All of this is nice, of course, when it comes to maintaining relationships and being on good terms with my parents, but when my...wherever it is that emotions come from (hypothalamus? hippocampus? Heh. Campus for hippos) decides to kick in, I get pretty confused on top of whatever emotion has cropped up. My knowledge of how to handle emotions is about as extensive as my know-how of automobile maintenence, except I know enough about cars that I was able to help my daddy change a headlight yesterday.
For example: I didn't even realize how much Alex going out of town affected me until I started crying when I got off work. The thought process went something like this.

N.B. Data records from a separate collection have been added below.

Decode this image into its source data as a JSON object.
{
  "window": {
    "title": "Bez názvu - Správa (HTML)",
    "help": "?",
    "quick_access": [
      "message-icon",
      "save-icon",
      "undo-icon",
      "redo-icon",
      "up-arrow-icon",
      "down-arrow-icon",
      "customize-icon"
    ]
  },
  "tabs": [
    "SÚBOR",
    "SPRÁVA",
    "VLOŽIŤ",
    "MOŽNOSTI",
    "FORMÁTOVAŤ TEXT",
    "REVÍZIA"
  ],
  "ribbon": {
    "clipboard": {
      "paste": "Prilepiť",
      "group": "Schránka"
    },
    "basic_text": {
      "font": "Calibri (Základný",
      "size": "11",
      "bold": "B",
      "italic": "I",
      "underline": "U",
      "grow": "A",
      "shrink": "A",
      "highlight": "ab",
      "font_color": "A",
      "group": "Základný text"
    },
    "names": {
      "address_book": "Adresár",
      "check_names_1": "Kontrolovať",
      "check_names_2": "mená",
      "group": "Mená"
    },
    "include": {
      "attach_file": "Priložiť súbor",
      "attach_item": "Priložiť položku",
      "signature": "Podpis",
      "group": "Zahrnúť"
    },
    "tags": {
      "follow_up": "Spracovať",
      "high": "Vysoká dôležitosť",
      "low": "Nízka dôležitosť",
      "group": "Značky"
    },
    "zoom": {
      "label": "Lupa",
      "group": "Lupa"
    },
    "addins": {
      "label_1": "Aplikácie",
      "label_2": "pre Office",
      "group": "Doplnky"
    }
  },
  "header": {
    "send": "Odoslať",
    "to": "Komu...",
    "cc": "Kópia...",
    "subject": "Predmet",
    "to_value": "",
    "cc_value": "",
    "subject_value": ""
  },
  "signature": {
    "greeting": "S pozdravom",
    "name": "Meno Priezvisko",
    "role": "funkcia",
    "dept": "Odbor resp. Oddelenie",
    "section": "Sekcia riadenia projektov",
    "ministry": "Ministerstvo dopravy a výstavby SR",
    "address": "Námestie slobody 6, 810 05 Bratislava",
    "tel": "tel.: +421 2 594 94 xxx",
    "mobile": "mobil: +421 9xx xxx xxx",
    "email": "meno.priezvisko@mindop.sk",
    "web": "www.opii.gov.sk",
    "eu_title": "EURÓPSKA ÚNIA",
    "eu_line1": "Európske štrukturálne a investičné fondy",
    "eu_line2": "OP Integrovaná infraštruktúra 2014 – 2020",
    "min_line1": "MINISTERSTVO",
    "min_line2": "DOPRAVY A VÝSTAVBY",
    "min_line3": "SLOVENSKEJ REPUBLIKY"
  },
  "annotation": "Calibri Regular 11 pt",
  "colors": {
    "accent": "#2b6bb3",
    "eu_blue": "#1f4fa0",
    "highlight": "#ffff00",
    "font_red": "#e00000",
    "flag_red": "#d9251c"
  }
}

1) I can't believe how late it is
2) I'm really hungry
3) It's sort of late, what's open?
5) I should call Durbs and make him come get food with me
7) ...oh wait.
8) Dude this sucks.
9) I'm crying?
10) I'm crying.
11) Why am I crying? It's not that big of a deal.
12) I'm still crying
13) Sad face.
Total incompetence in the emotional department has its perks as well, such as always winning "Honey I Love You" and being able to shrug off criticism. While it might make me robot-like, I'm pretty okay with it. It keeps me from flipping out on obnoxious customers and vapid lab partners, at hte very least.